Undang-Undang Nomor 37 Tahun 2004 tentang Kepailitan dan Penundaan Kewajiban Pembayaran Utang (UU PKPU) justru memungkinkan adanya kelangsungan usaha debitur. Hal ini diungkapkan oleh Mualimin Abdi selaku wakil pemerintah dalam sidang pengujian UU PKPU terhadap UUD 1945 pada Rabu (20/2) di Ruang Sidang MK. Perkara yang teregistrasi dengan Nomor 109/PUU-XI/2013 ini dimohonkan oleh legal manager PT Daya Radar Utama, Muhammad Idris.
“Keberlangsungan usaha tersebut, memberikan waktu yang cukup bagi debitur untuk melunasi utang-piutangnya kepada kreditor secara keseluruhan berdasarkan rencana perdamaian yang disepakati dalam Penundaan Kewajiban Pembayaran Utang. Dan hal ini menurut Pemerintah, telah memenuhi nilai keadilan bagi para pihak dan telah memenuhi nilai-nilai kepastian hukum yang dimiliki oleh para debitur maupun kreditor,” urainya di hadapan Majelis Hakim yang dipimpin oleh Ketua MK Hamdan Zoelva.
Menurut Mualimin, penundaan kewajiban pembayaran utang merupakan sarana penting dalam menyelesaikan utang-piutang oleh debitur dan tidak hanya melalui kepailitan. Di dalam PKPU ini, lanjutnya, ada satu jangka waktu tertentu yang diberikan oleh undang-undang melalui putusan pengadilan niaga. Jangka waktu tersebut kepada kreditor dan debitur diberikan kesempatan untuk memusyawarahkan cara-cara pembayaran utang-utangnya dengan menawarkan rencana perdamaian (composition plan) terhadap seluruh atau sebagian utangnya, termasuk apabila perlu merestrukturisasi utangnya tersebut.

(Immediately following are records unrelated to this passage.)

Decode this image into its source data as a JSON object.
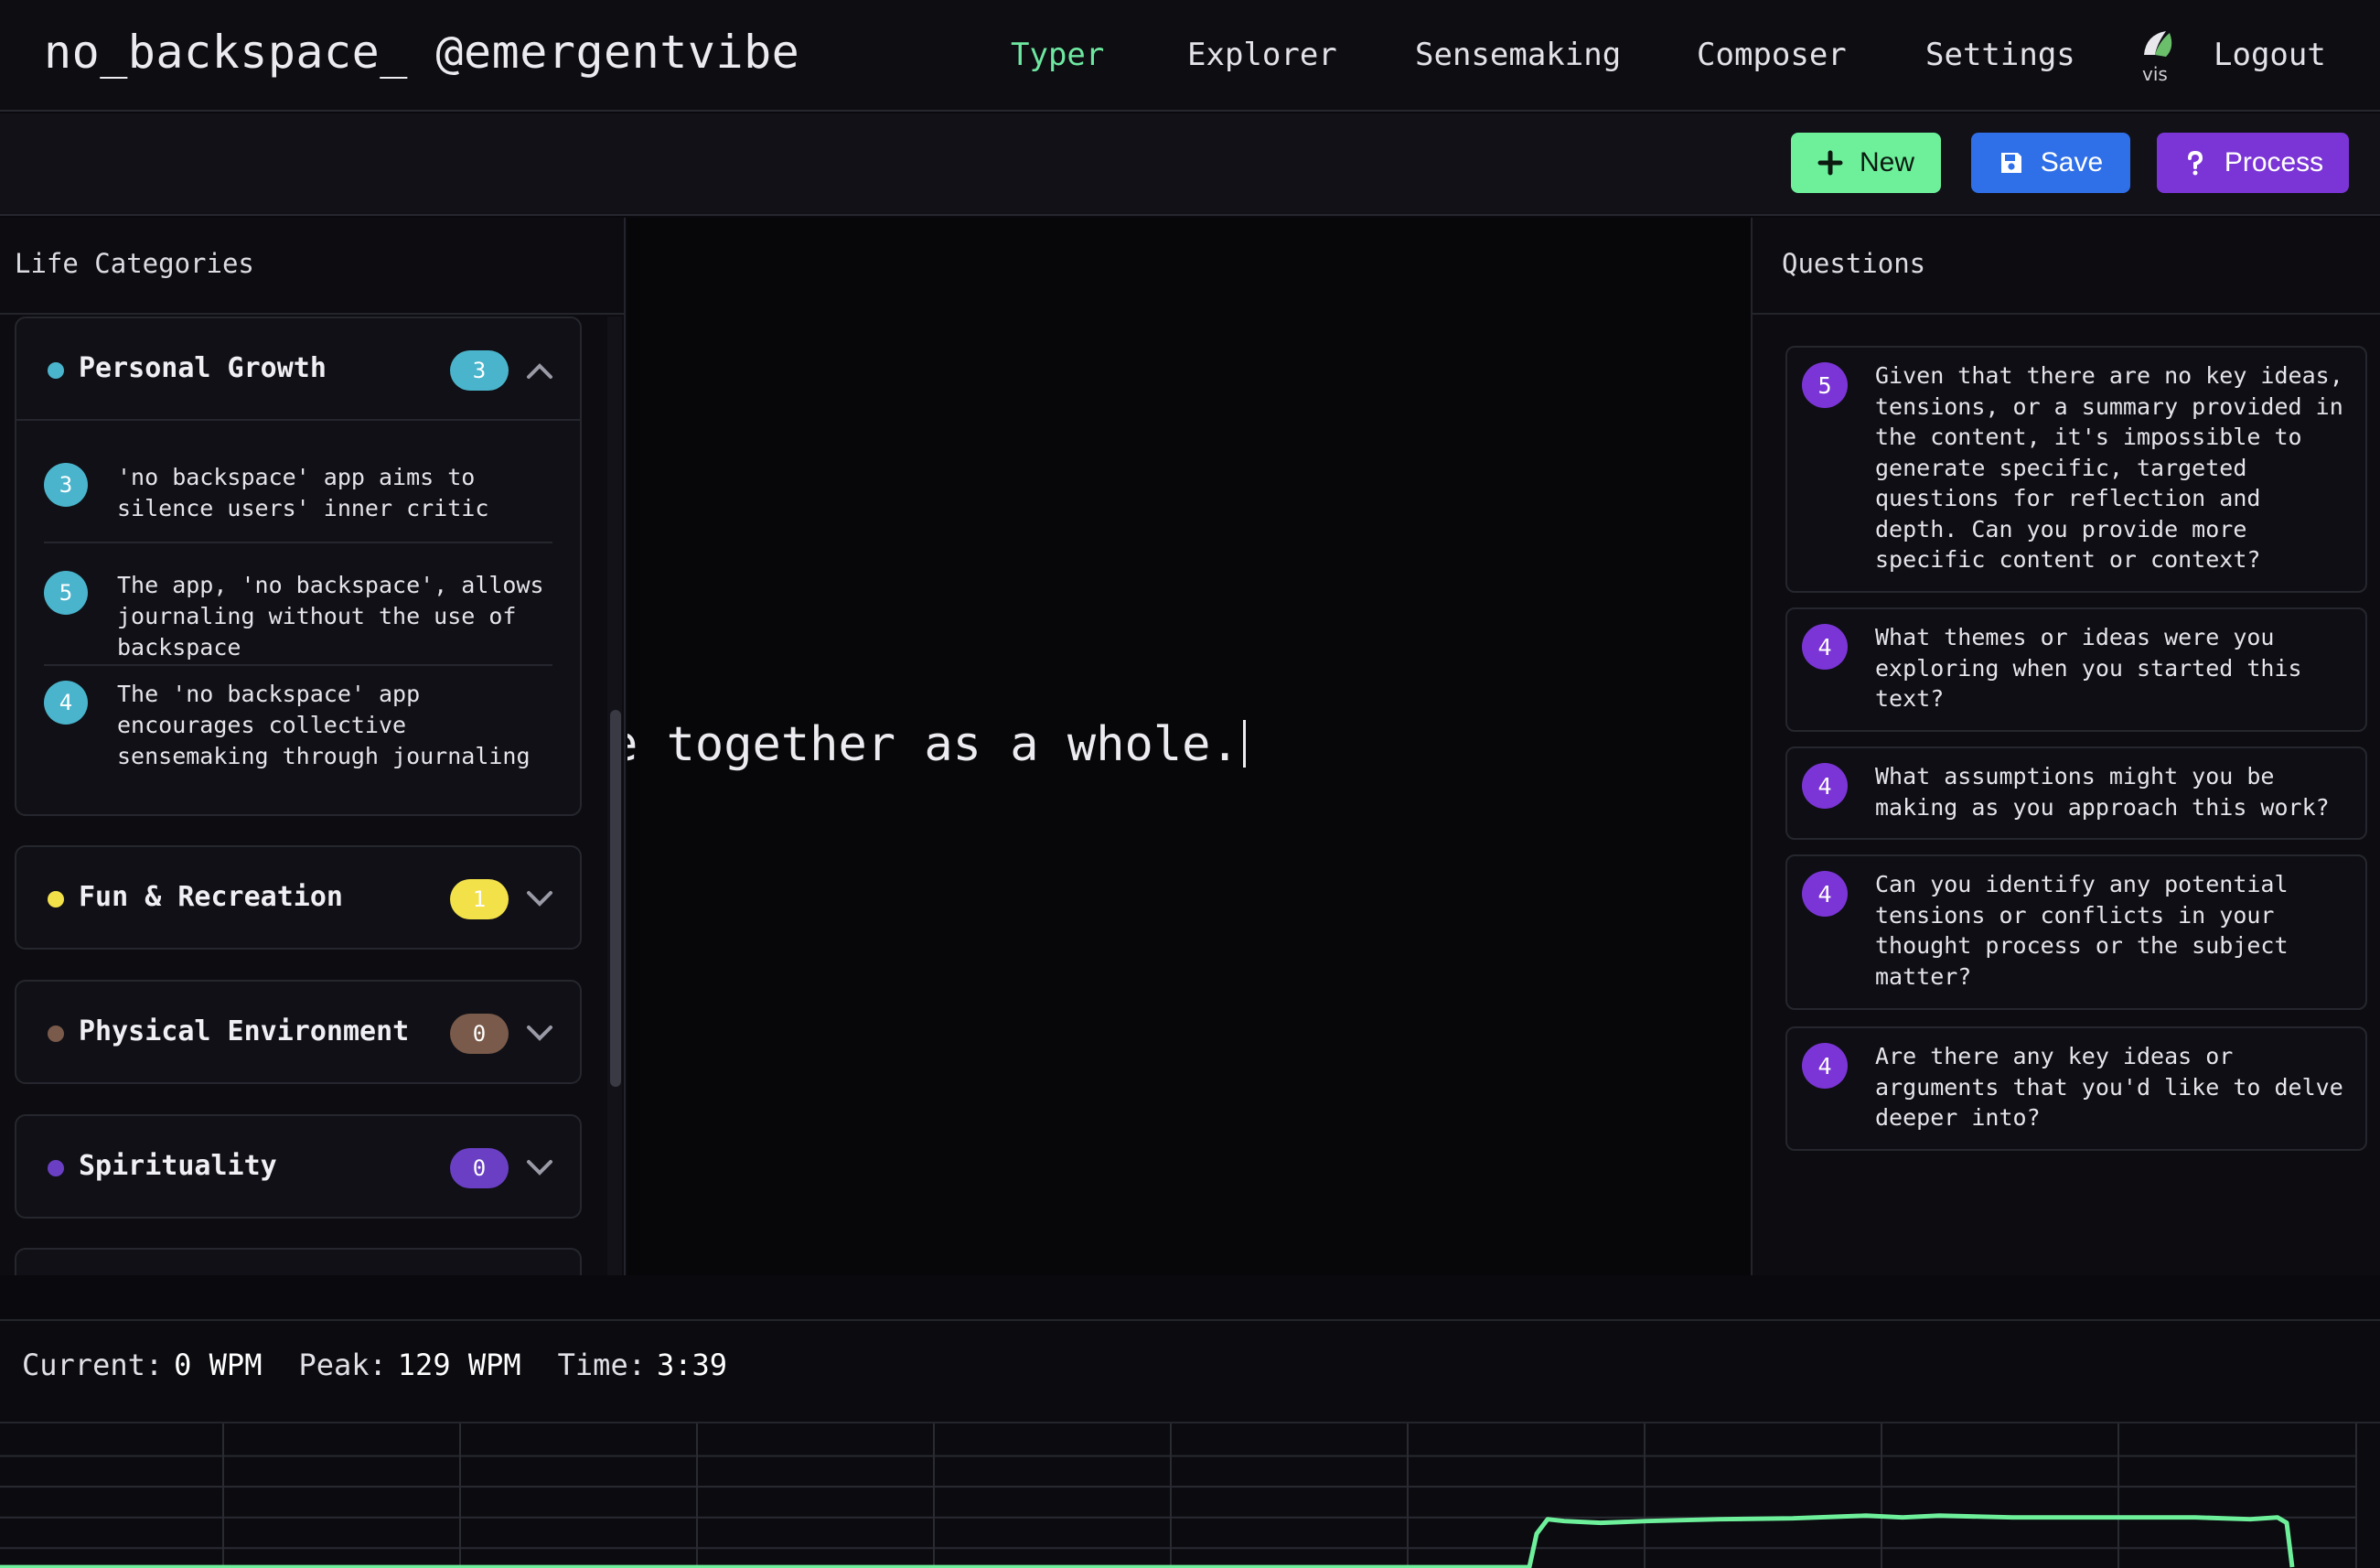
{
  "nav": {
    "brand": "no_backspace_ @emergentvibe",
    "links": [
      "Typer",
      "Explorer",
      "Sensemaking",
      "Composer",
      "Settings"
    ],
    "active": "Typer",
    "logout": "Logout",
    "avatar_alt": "vis"
  },
  "toolbar": {
    "new_label": "New",
    "save_label": "Save",
    "process_label": "Process"
  },
  "left_panel": {
    "title": "Life Categories",
    "categories": [
      {
        "name": "Personal Growth",
        "count": "3",
        "color": "#4ab4cc",
        "expanded": true,
        "insights": [
          {
            "score": "3",
            "text": "'no backspace' app aims to silence users' inner critic"
          },
          {
            "score": "5",
            "text": "The app, 'no backspace', allows journaling without the use of backspace"
          },
          {
            "score": "4",
            "text": "The 'no backspace' app encourages collective sensemaking through journaling"
          }
        ]
      },
      {
        "name": "Fun & Recreation",
        "count": "1",
        "color": "#f3e14a",
        "expanded": false
      },
      {
        "name": "Physical Environment",
        "count": "0",
        "color": "#7a5a4a",
        "expanded": false
      },
      {
        "name": "Spirituality",
        "count": "0",
        "color": "#6a3fc4",
        "expanded": false
      }
    ]
  },
  "editor": {
    "text": "e together as a whole."
  },
  "right_panel": {
    "title": "Questions",
    "questions": [
      {
        "score": "5",
        "text": "Given that there are no key ideas, tensions, or a summary provided in the content, it's impossible to generate specific, targeted questions for reflection and depth. Can you provide more specific content or context?"
      },
      {
        "score": "4",
        "text": "What themes or ideas were you exploring when you started this text?"
      },
      {
        "score": "4",
        "text": "What assumptions might you be making as you approach this work?"
      },
      {
        "score": "4",
        "text": "Can you identify any potential tensions or conflicts in your thought process or the subject matter?"
      },
      {
        "score": "4",
        "text": "Are there any key ideas or arguments that you'd like to delve deeper into?"
      }
    ]
  },
  "stats": {
    "current_label": "Current:",
    "current_value": "0 WPM",
    "peak_label": "Peak:",
    "peak_value": "129 WPM",
    "time_label": "Time:",
    "time_value": "3:39"
  },
  "wpm_chart": {
    "line_color": "#6ef09b",
    "grid_color": "#2a2a32"
  }
}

“Pengajuan PKPU juga tidak mengurangi kewajiban debitur untuk membayar utangnya. Karena dengan pengajuan PKPU, debitur mencari jalan untuk bisa membayar utangnya, tanpa menghentikan jalannya perusahaan debitur. Oleh karena itu, menurut pemerintah, dalil Pemohon yang menganggap atau yang menyatakan bahwa pasal yang dimohonkan untuk diuji tidak memiliki kepastian hukum,” ujarnya.
Sementara, DPR yang diwakili oleh Ruhut Sitompul menjelaskan aturan mengenai pembayaran utang justru memberikan keringanan kepada debitur terutama mengenai waktu yang relatif tidak lama akan memperoleh penghasilan yang akan cukup melunasi semua utang-utangnya. “Terlebih PKPU diberikan hanya pada saat-saat debitur benar-benar sudah tidak mampu yang harus dibuktikan dengan putusan pengadilan,” tuturnya.

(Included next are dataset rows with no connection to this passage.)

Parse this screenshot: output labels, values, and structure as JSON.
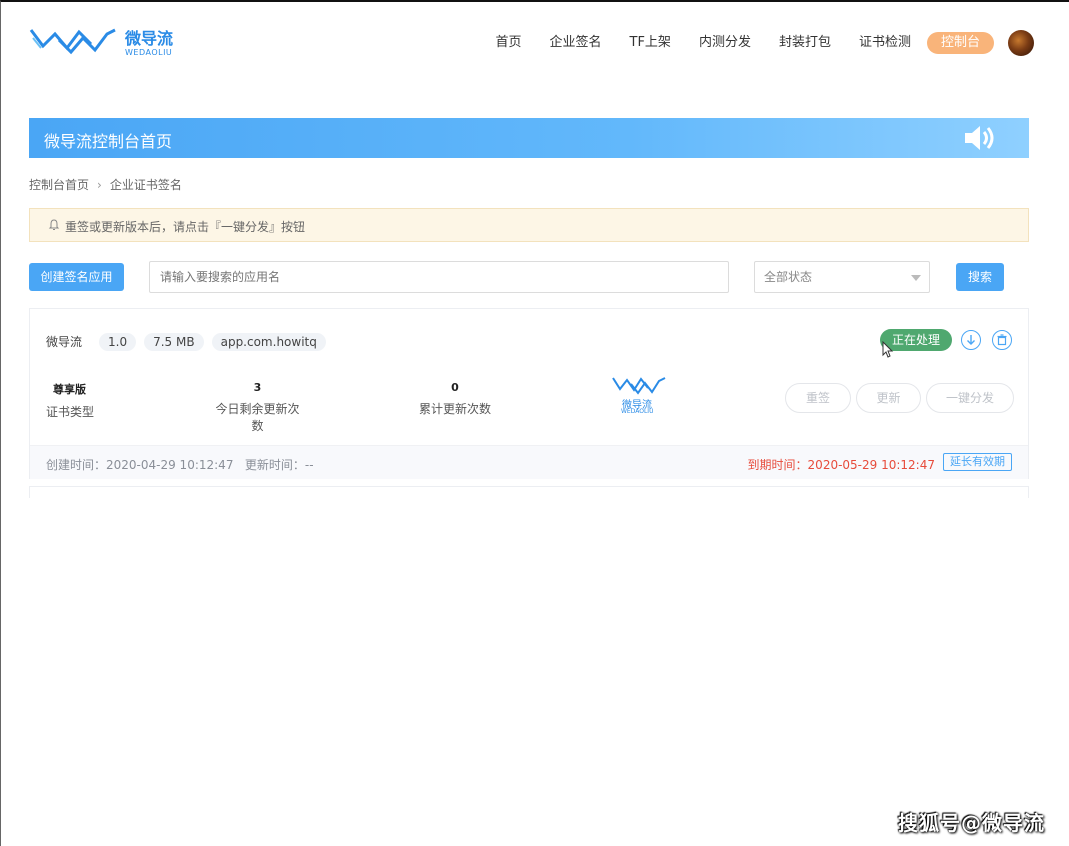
{
  "header": {
    "logo_cn": "微导流",
    "logo_en": "WEDAOLIU",
    "nav": [
      "首页",
      "企业签名",
      "TF上架",
      "内测分发",
      "封装打包",
      "证书检测"
    ],
    "console_label": "控制台"
  },
  "banner": {
    "title": "微导流控制台首页"
  },
  "breadcrumb": {
    "home": "控制台首页",
    "current": "企业证书签名"
  },
  "notice": {
    "text": "重签或更新版本后，请点击『一键分发』按钮"
  },
  "toolbar": {
    "create_label": "创建签名应用",
    "search_placeholder": "请输入要搜索的应用名",
    "status_value": "全部状态",
    "search_label": "搜索"
  },
  "app_card": {
    "name": "微导流",
    "version": "1.0",
    "size": "7.5 MB",
    "bundle_id": "app.com.howitq",
    "status": "正在处理",
    "cert_type_value": "尊享版",
    "cert_type_label": "证书类型",
    "remaining_value": "3",
    "remaining_label": "今日剩余更新次数",
    "total_value": "0",
    "total_label": "累计更新次数",
    "app_logo_cn": "微导流",
    "app_logo_en": "WEDAOLIU",
    "btn_resign": "重签",
    "btn_update": "更新",
    "btn_distribute": "一键分发",
    "created": "创建时间：2020-04-29 10:12:47",
    "updated": "更新时间：--",
    "expire": "到期时间：2020-05-29 10:12:47",
    "extend_label": "延长有效期"
  },
  "watermark": "搜狐号@微导流",
  "colors": {
    "accent": "#4aa6f5",
    "status_green": "#4fa86f",
    "console_orange": "#f9b47a",
    "expire_red": "#e74c3c"
  }
}
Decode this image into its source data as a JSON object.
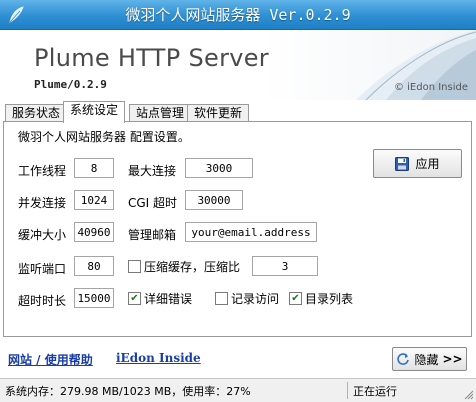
{
  "window": {
    "title": "微羽个人网站服务器 Ver.0.2.9"
  },
  "banner": {
    "product": "Plume HTTP Server",
    "version": "Plume/0.2.9",
    "copyright": "© iEdon Inside"
  },
  "tabs": [
    {
      "label": "服务状态",
      "active": false
    },
    {
      "label": "系统设定",
      "active": true
    },
    {
      "label": "站点管理",
      "active": false
    },
    {
      "label": "软件更新",
      "active": false
    }
  ],
  "settings": {
    "heading": "微羽个人网站服务器 配置设置。",
    "worker_threads": {
      "label": "工作线程",
      "value": "8"
    },
    "max_connections": {
      "label": "最大连接",
      "value": "3000"
    },
    "concurrent": {
      "label": "并发连接",
      "value": "1024"
    },
    "cgi_timeout": {
      "label": "CGI 超时",
      "value": "30000"
    },
    "buffer_size": {
      "label": "缓冲大小",
      "value": "40960"
    },
    "admin_email": {
      "label": "管理邮箱",
      "value": "your@email.address"
    },
    "listen_port": {
      "label": "监听端口",
      "value": "80"
    },
    "compress_cache": {
      "label": "压缩缓存，压缩比",
      "checked": false,
      "value": "3"
    },
    "timeout": {
      "label": "超时时长",
      "value": "15000"
    },
    "detailed_errors": {
      "label": "详细错误",
      "checked": true
    },
    "log_access": {
      "label": "记录访问",
      "checked": false
    },
    "dir_listing": {
      "label": "目录列表",
      "checked": true
    },
    "apply_label": "应用"
  },
  "footer": {
    "link1": "网站 / 使用帮助",
    "link2": "iEdon Inside",
    "hide_label": "隐藏"
  },
  "status": {
    "memory": "系统内存：279.98 MB/1023 MB，使用率：27%",
    "state": "正在运行"
  },
  "colors": {
    "title_bar": "#2f8fd3",
    "link": "#1a3ea8",
    "check_mark": "#1a7a1a"
  }
}
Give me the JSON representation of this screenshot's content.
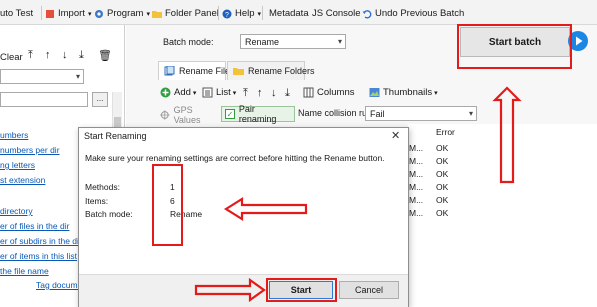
{
  "menu": {
    "auto_test": "uto Test",
    "import": "Import",
    "program": "Program",
    "folder_panel": "Folder Panel",
    "help": "Help",
    "metadata": "Metadata",
    "js_console": "JS Console",
    "undo": "Undo Previous Batch"
  },
  "left": {
    "clear": "Clear",
    "links": [
      "umbers",
      "numbers per dir",
      "ng letters",
      "st extension",
      "directory",
      "er of files in the dir",
      "er of subdirs in the dir",
      "er of items in this list",
      "the file name",
      "Tag documen"
    ]
  },
  "right": {
    "batch_mode_label": "Batch mode:",
    "batch_mode_value": "Rename",
    "start_batch": "Start batch",
    "tabs": [
      "Rename Files",
      "Rename Folders"
    ],
    "toolbar": {
      "add": "Add",
      "list": "List",
      "columns": "Columns",
      "thumbnails": "Thumbnails"
    },
    "gps_values": "GPS Values",
    "pair_renaming": "Pair renaming",
    "name_collision_label": "Name collision rule:",
    "name_collision_value": "Fail",
    "error_header": "Error",
    "rows": [
      {
        "prefix": "M...",
        "error": "OK"
      },
      {
        "prefix": "M...",
        "error": "OK"
      },
      {
        "prefix": "M...",
        "error": "OK"
      },
      {
        "prefix": "M...",
        "error": "OK"
      },
      {
        "prefix": "M...",
        "error": "OK"
      },
      {
        "prefix": "M...",
        "error": "OK"
      }
    ]
  },
  "dialog": {
    "title": "Start Renaming",
    "close": "✕",
    "message": "Make sure your renaming settings are correct before hitting the Rename button.",
    "methods_label": "Methods:",
    "methods_value": "1",
    "items_label": "Items:",
    "items_value": "6",
    "batch_mode_label": "Batch mode:",
    "batch_mode_value": "Rename",
    "start": "Start",
    "cancel": "Cancel"
  },
  "colors": {
    "annotation_red": "#e31b1b",
    "accent_blue": "#1c86e4",
    "link_blue": "#0a59b8"
  }
}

Dalam pokok permohonannya, Pemohon berkeberatan dengan Pasal 242 ayat (2) UU Kepailitan karena dianggap melanggar hak konstitusional Pemohon sebagai perwakilan badan hukum privat. Pasal 242 (2) UU 37/2004 menyatakan “Kecuali telah ditetapkan tanggal yang lebih awal oleh Pengadilan berdasarkan permintaan pengurus, semua sita yang telah diletakkan gugur dan dalam hal Debitor disandera, Debitor harus dilepaskan segerap setelah diucapkan putusan penundaan kewajiban pembayaran utang tetap atau setelah putusan pengesahan perdamaian memperoleh kekuatan hukum tetap, dan atas permintaan pengurus atau Hakim Pengawas, jika masih diperlukan, Pengadilan wajib mengangkat sita yang telah diletakkan atas benda yang termasuk harta debitor”.

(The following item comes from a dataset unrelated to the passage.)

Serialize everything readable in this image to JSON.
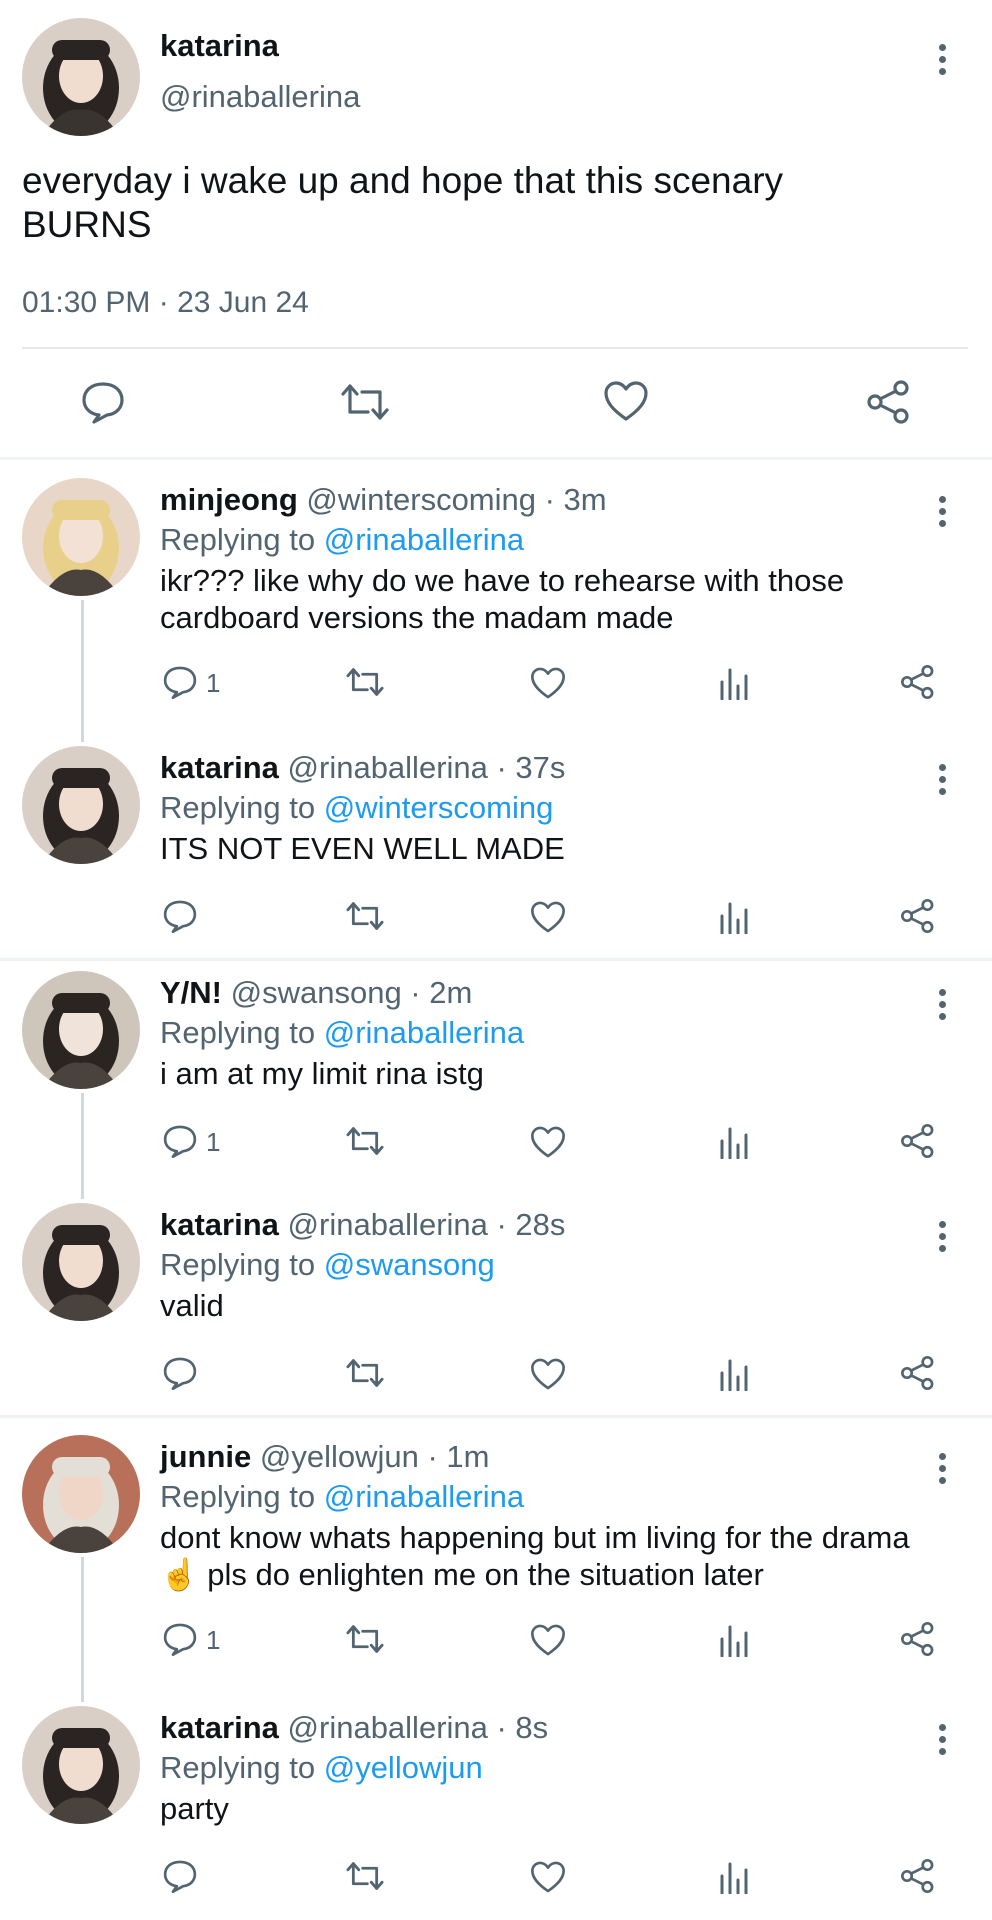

Pemohon mendalilkan Pasal 242 ayat (2) UU Kepailitan tidak mencerminkan asas kepastian hukum karena menggugurkan sita yang telah dilaksanakan terlebih dahulu kurang lebih 2 (dua) tahun sebelum pelaksanaan perusahaan dalam penundaan kewajiban pembayaran utang (PKPU). (Lulu Anjarsari)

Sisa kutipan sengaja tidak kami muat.